The Beauty of Avatar: The Way of Water Is Unsurpassable, at Least until the Next Avatar Surpasses It
Images courtesy of 20th Century Studios
Avatar: The Way of Water is a promise—like the titular Way as described by a beatific, finned Na’vi fish-people princess, the film connects all things: the past and the future; cinema as a generational ideal and one film’s world-uniting box office reality; James Cameron’s megalomania and his justification for Being Like That; one audience member and another audience member on the other side of the world; one archetypal cliché and another archetypal cliché; dreams and waking life. This was pretty much the philosophy of 2009’s Avatar, which never hesitated to literalize everything, and to do so with a degree of corniness and self-actualization that has become Cameron’s brand. Beyond trembling with a Thoreauvian spirit of deliberate existence in respect for and deference to every living soul, Cameron’s Avatar presented Cameron’s Pandora—the moon of a gaseous giant in the Alpha Centauri system and home to the tall, spindly cerulean Na’vi—as a giant physical network, a global, biological supercomputer/chthonic god that has nodes, or soul trees, all over the planet, providing the Na’vi with interfaces where they can basically upload their whole selves.
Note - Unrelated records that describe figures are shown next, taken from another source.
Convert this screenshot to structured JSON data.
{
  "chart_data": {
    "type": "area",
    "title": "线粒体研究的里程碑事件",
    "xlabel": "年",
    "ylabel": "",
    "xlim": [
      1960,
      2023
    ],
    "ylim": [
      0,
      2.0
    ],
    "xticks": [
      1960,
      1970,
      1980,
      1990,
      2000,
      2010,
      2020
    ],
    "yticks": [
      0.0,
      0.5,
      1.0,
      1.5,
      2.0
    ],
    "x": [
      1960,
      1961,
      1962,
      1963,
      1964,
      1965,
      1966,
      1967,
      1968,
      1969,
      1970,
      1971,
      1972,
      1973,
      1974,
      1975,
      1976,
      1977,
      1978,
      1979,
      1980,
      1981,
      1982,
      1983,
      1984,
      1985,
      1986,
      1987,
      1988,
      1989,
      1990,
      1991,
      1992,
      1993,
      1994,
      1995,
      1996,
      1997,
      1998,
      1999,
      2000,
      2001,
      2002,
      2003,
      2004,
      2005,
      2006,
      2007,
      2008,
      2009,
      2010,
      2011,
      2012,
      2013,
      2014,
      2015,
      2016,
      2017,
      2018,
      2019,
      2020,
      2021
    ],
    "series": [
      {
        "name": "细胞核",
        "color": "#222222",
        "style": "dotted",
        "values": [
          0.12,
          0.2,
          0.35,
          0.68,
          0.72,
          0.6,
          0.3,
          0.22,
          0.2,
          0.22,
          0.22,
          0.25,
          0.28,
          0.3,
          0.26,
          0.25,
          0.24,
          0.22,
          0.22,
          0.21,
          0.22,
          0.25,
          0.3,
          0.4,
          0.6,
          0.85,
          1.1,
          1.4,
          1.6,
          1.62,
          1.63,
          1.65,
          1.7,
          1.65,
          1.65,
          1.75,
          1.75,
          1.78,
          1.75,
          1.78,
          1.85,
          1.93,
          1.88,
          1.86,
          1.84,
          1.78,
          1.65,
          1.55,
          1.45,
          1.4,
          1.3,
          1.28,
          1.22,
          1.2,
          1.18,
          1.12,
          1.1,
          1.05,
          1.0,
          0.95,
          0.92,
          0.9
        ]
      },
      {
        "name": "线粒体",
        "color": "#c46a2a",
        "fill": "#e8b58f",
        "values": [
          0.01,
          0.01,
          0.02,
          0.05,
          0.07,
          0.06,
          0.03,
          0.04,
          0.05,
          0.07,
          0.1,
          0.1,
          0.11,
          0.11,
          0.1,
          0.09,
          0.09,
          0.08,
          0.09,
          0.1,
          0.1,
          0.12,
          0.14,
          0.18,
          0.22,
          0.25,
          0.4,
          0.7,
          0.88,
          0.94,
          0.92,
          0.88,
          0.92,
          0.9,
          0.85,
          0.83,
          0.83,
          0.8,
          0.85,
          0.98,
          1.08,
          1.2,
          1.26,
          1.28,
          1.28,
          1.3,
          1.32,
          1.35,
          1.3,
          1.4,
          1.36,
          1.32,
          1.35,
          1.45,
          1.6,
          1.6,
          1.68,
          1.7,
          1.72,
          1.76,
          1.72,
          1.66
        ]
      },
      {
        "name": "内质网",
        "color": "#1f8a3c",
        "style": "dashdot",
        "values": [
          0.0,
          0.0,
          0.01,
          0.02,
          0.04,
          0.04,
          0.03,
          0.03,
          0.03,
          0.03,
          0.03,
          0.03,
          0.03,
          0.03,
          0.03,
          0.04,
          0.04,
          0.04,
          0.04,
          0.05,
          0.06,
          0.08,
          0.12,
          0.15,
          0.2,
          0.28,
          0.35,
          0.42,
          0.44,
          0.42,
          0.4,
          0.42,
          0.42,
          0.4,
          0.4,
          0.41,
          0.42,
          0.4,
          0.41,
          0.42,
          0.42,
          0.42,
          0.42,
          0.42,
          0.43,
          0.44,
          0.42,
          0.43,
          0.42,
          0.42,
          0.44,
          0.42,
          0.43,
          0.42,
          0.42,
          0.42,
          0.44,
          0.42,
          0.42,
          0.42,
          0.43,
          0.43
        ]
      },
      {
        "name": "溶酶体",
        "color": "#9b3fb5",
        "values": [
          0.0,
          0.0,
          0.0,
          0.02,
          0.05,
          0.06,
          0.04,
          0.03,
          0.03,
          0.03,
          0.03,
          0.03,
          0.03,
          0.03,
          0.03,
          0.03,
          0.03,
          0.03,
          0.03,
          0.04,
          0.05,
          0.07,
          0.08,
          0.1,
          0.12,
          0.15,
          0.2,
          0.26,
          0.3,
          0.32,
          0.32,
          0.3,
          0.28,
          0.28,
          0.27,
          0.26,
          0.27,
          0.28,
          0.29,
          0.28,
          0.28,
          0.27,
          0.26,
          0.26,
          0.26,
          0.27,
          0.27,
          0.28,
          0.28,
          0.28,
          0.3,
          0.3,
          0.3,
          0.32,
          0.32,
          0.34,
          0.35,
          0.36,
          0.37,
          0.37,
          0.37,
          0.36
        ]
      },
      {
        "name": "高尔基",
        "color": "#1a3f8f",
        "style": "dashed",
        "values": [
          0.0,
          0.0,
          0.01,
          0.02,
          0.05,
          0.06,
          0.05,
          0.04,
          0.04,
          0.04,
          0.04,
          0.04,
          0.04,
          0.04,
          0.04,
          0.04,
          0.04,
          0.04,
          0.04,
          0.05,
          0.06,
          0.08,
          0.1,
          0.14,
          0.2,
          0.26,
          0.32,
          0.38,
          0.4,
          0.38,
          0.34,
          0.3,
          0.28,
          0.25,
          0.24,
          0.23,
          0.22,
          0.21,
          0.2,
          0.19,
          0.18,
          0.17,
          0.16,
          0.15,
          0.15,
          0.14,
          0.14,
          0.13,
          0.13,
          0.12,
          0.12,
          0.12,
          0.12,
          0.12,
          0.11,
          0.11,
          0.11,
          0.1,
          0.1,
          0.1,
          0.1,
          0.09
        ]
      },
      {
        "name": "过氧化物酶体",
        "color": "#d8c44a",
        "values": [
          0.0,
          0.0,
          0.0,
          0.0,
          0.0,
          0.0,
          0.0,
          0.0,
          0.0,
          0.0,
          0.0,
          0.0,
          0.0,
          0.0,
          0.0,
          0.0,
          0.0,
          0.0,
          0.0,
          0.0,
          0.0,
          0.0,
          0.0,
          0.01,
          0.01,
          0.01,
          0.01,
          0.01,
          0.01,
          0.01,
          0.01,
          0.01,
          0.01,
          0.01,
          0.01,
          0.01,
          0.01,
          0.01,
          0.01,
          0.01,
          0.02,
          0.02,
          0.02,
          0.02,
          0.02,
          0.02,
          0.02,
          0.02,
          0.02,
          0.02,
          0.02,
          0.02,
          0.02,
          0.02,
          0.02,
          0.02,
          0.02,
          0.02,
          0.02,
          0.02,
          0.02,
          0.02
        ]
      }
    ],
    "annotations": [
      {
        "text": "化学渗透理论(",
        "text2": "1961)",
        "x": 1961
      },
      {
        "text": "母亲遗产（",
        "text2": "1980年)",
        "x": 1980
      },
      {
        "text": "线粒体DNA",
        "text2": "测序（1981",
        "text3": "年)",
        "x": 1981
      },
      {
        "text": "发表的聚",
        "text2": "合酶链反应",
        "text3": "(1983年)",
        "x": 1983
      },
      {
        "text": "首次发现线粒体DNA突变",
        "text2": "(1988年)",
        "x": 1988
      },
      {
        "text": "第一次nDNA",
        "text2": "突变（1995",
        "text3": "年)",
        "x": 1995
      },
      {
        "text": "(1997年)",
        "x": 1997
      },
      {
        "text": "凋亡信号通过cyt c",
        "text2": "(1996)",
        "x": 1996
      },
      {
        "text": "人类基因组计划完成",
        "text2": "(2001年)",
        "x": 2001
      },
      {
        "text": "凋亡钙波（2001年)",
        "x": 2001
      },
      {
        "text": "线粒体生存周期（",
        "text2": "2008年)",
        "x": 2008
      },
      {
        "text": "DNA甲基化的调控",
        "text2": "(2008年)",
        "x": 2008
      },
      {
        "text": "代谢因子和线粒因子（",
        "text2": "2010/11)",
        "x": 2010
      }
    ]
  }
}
When the malevolent Col. Quaritch (Stephen Lang) barked, “We will blast a crater in their racial memories so deep that they won’t ever come within a thousand clicks of this place ever again,” he likely wasn’t speaking metaphorically. Thirteen years later, Avatar’s sequel can be nothing less than a delivery on everything Cameron has said, hyperbolic or not, he would deliver. Which it will be, because he is manifesting it. Self-fulfilling it. He can do that now? He can do that now. At this moment, as he works on the third Avatar movie, he is clearly doing that now.
What’s less clear is exactly what Cameron’s intending to deliver. The Way of Water’s story is a bare bones lesson in appealing to as many worldwide markets as possible, the continuation of the adventures of Bostonian Jake Sully (Sam Worthington, who’s spent the past decade trying not to sound like an outback chimney sweep) as he raises a Na’vi family with like-warrior-minded Neytiri (Zoe Saldaña, screaming from inside her golden prison) and realizes that Earthlings aren’t going to stop colonizing Pandora just because they had their shit kicked in a lifetime ago. So Jake amasses a rebel army of forest Na’vi to conduct raids against the returning corporate monolith, meanwhile treating his family like a mini-military-unit to toughen them up for the long haul. His oldest son, Neteyam (Jamie Flatters), serves the role of oldest son well. Jake’s rebellious younger son, Lo’ak (Britain Dalton), does the same, proving to be the perfect outcast and fatherly disappointment, all the ingredients for a new franchise hero. The family needs a lovable youngling, so it has one in the adorable Tuktirey (Trinity Bliss), as well as a parent-like older daughter, Kiri, played by Sigourney Weaver mo-capped as a teen Na’vi beset by symbolic puberty involving Captain-Planet-like superpowers, who also happens to be the miracle progeny of Dr. Grace Augustine’s (Sigourney Weaver) Avatar body. Rounding out the Sully family is Spider (Jack Champion), Col. Quaritch’s son abandoned on Pandora, a feral boy with a sophisticated sense of morality and the demeanor of a SoCal beach bum. “This family is our fortress,” Jake tells Neytiri, and one briefly believes James Cameron will make walls from their bones.
Meanwhile, Quaritch resurrects as an Avatar, possessing all of the memories of the human Quaritch up until he left to get killed in the finale of the first film, ready to take revenge on the Sullys and, with the full support of General Ardmore (Edie Falco) and the military industrial complex, cut off the head of the Na’vi revolution. Knowing Quaritch will hunt him down by any means necessary, Jake leaves with his family to protect their Omatikaya forest tribe, hoping Tonowari (Cliff Curtis) and Ronal (Kate Winslet), leaders of island-based Metkayina clan, will take them in. Thus: the Way of Water, which the Sully family must learn in order to find haven with the sea people. Fortunately, they’re familiar with the basic spiritual tenets. So far, Avatar movies operate similarly to seasons of The Wire.